Mozzarella sales short of forecast

Fonterra's Clandeboye plant. Photos: Chris Tobin
Fonterra's Clandeboye plant. Photos: Chris Tobin
Fonterra admits to getting its initial forecast wrong regarding output from a new multimillion-dollar mozzarella cheese plant at Clandeboye near Temuka.

''The demand for our mozzarella is continuing to grow. However, it is not as high as we initially forecast,'' general manager operations Clandeboye and Studholme, Steve McKnight said.

The company stated recently ''Mozz 3'' as the plant is called, had been running at just 25% capacity since June 1, the start of the milk season, due to lower-than-expected demand.

The Central Rural Life asked what the expected level of demand had been but Fonterra did not respond to this question nor to another question as to what it expected the level of demand would be in 12 months.

''We're expecting more demand to come on line from quick service restaurants in the next six months,'' Mr McKnight said.

A stretch test of mozzarella cheese is made at Fonterra Clandeboye. Photos: Chris Tobin
A stretch test of mozzarella cheese is made at Fonterra Clandeboye. Photos: Chris Tobin
''This being said, without the third plant we would have been supply constrained and missing out on highly profitable sales.

''With our mozzarella we're demand-led, meaning we don't make the product before we have the orders, so there are no stockpiles.

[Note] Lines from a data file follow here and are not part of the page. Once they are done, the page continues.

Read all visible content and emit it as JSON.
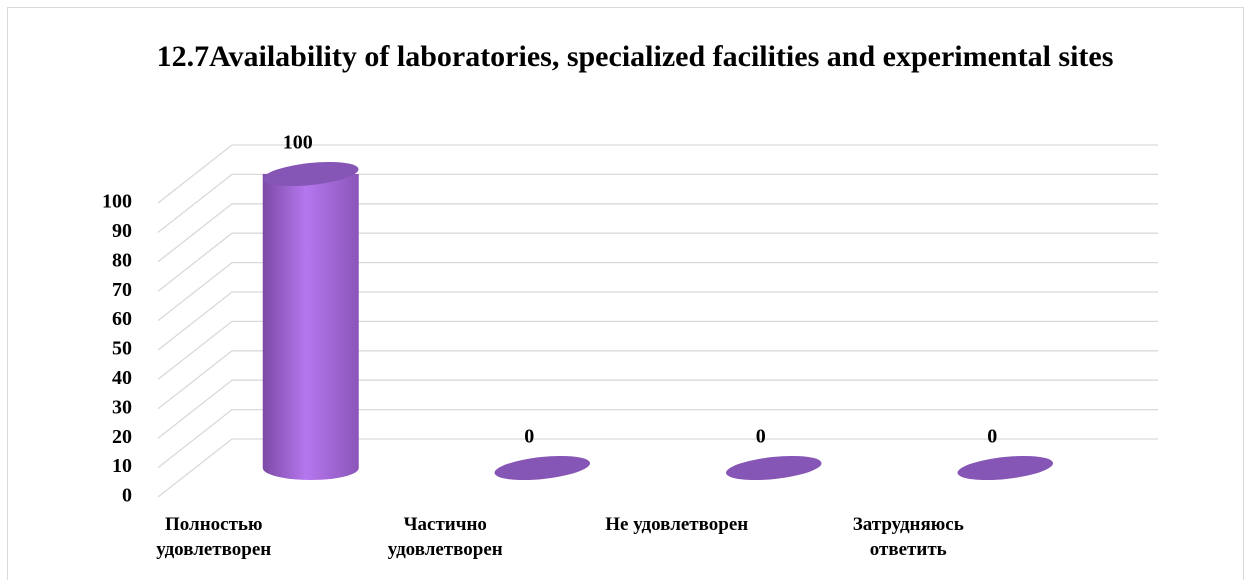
{
  "chart_data": {
    "type": "bar3d",
    "title": "12.7Availability of laboratories, specialized facilities and experimental sites",
    "categories": [
      "Полностью удовлетворен",
      "Частично удовлетворен",
      "Не удовлетворен",
      "Затрудняюсь ответить"
    ],
    "values": [
      100,
      0,
      0,
      0
    ],
    "color": "#a870e3",
    "ylim": [
      0,
      100
    ],
    "yticks": [
      0,
      10,
      20,
      30,
      40,
      50,
      60,
      70,
      80,
      90,
      100
    ],
    "grid": true
  }
}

''Our sales teams are continually looking at new markets in a variety of places around the world.''

An extra 100 staff were employed at the Clandeboye site for Mozz 3 and Mr McKnight said there had been no significant change.

''It's important to keep perspective. We have 11 plants at the site and this gives us a certain amount of flex for people to move around, as some plants are busier than others at different times of the season.''

Fonterra opened its third mozzarella production line at Clandeboye in September last year, the final stage in a two-year-long project which cost $240million.

Predictions then were that it would soon be producing enough mozzarella to top half a billion pizzas in a year.

Fonterra chief operating officer global operations Robert Spurway said at the time the new plant was a great example of its focus ''on getting more value from every drop of our farmers' milk''.

Fonterra general manager marketing global foodservice Susan Cassidy said the global foodservice market was predicted to be worth $US3trillion by 2021.

''Our foodservice business, Anchor Food Professionals, is still experiencing strong growth and this new expansion supports our growth.''

Fonterra reported a net loss after tax of $605 million in the latest financial year.